The main research contents are as follows: set up the mathematical pattern of the ball screw system driven by the robot, single joint motor，site on this pattern as the managed object, on the basis of studying the classical PID manager, the model process of variable domain fuzzy PID manager is studied, and the control effect is simulated and verified by comparing with traditional PID on MATLAB [16]. Function verification was carried out on the optimized control system, test platform of the coal and gangue sorting robot, the managed effect of the modeled manager, and the reliability and feasibility of the developed control system were verified, which laid a foundation for the subsequent research on the coal and gangue sorting robot based on multimanipulator cooperative sorting. The variable domain fuzzy PID can accommodate the control framework online as stated in the different position mistake and mistake change rate, the design of the variable domain of input and output makes the fuzzy inference rules more fine locally, the adjustment speed is faster, and the tracking accuracy is further improved; therefore, it has finer tracking presentation than the traditional PID tracking management. The proposed strategy will assist robots in comprehending physical and logistical data patterns so that they may be proactive and behave appropriately. It will also help robots retain productivity by assisting them with dynamic engagement and obstacle avoidance. AI is assisting robots in detecting previously unseen things and recognizing objects in considerably higher detail. The novelty of the work lays in the fact that variable domain fuzzy PID can adjust the control parameters online in accordance with the different mistake and mistake change rate. Conclusively, the future replacement of manual labor by robots is a key trend. The usage of robots contributes to higher levels of societal output, which is critical for traditional manufacturing processes [17, 18].

2. Methods

A mathematical model for a single joint robot has been proposed and the rotation of the motor shaft of the robot has been recorded. Through the fuzzy algorithm and reasoning, the output of the fuzzy controller has been diffused by weighted average method, that itself completes the self correction of PID base parameters. The appropriate trajectory tracking control algorithm is studied to improve the motion characteristics of the manipulator as much as possible, so that it can progress in accordance with the craved path. Aiming at the problem that the parameters of traditional PID algorithm cannot be adjusted, the fuzzy self-tuning PID managed algorithm combined with fuzzy algorithm and PID is studied, to further improve the control accuracy, a variable domain adjustment part is added on the basis of fuzzy PID, the fuzzy domain can be changed according to the change of the input to improve the tracking accuracy of the trajectory.

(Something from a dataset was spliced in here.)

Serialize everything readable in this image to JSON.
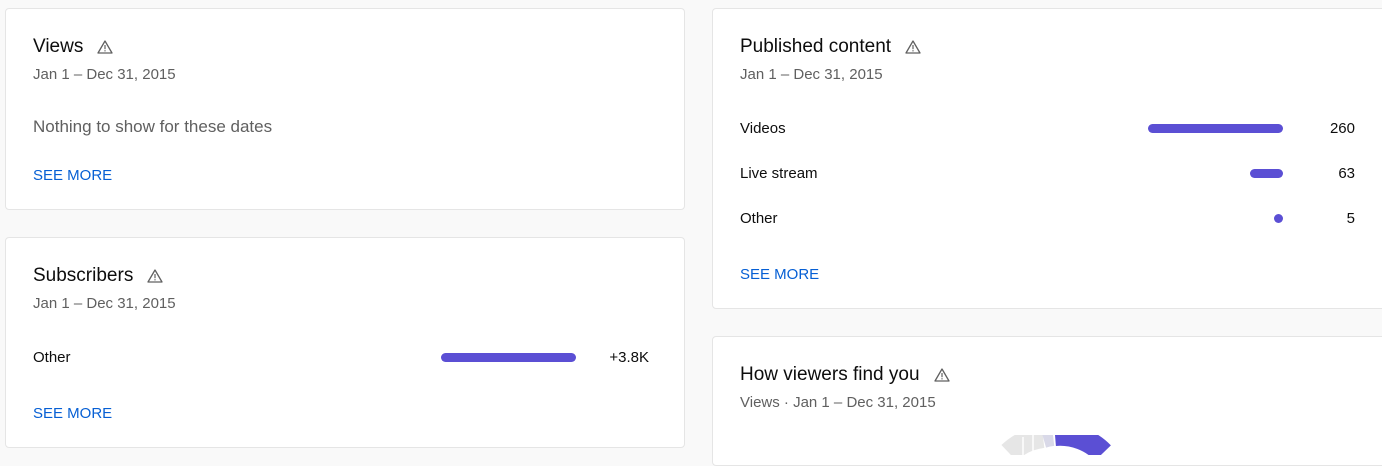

2.1. Establishment of Mathematical Model of a Single Joint of Robot

For the truss sorting robot body used in this system, its drive system can be regarded as three orthogonal servo feed systems, in essence, taking one of the servo feed systems as an example, its mathematical model is established [19].

The circuit part establishes the differential equation as

Here , is substituted as

Here, is the back electromotive force constant. The Laplace transform is given by

Based on the law of rotation of the stiffed body, the moving equation of the motor rotor is

In the formula, M is proportional to the current i, as

In addition, and are electromagnetic torque constants of the motor, which are substituted into

In the formula, b is the damping, and the Laplace transform is

The transfer function relationship between the system input E(s) and output θ(s) is obtained by combining the two equations, as

As the inductance L is much minor than the inaction of the motor rudder and burden, it is ignored. The convey purpose is simplified as

Servo feed system includes servo motor, reducer, ball screw, working table, etc, set, the instant of inertia of the motor rudder shaft as , and the moment of inertia of the decreased resulting ray as , the deceleration proportion of the reducer is i, the tone of the ball screw is P, the mass of the working table is m, considering the use of rolling bearings and ball screws, the viscous damping torque related to the relative velocity of each pair can be ignored, at the same time, because the elastic deformation of the moving parts is small, the elastic moment related to the elastic deformation of the moving parts is ignored. Considering that the displacement of the working table is proportional to the angle of the motor shaft, it is shown as follows.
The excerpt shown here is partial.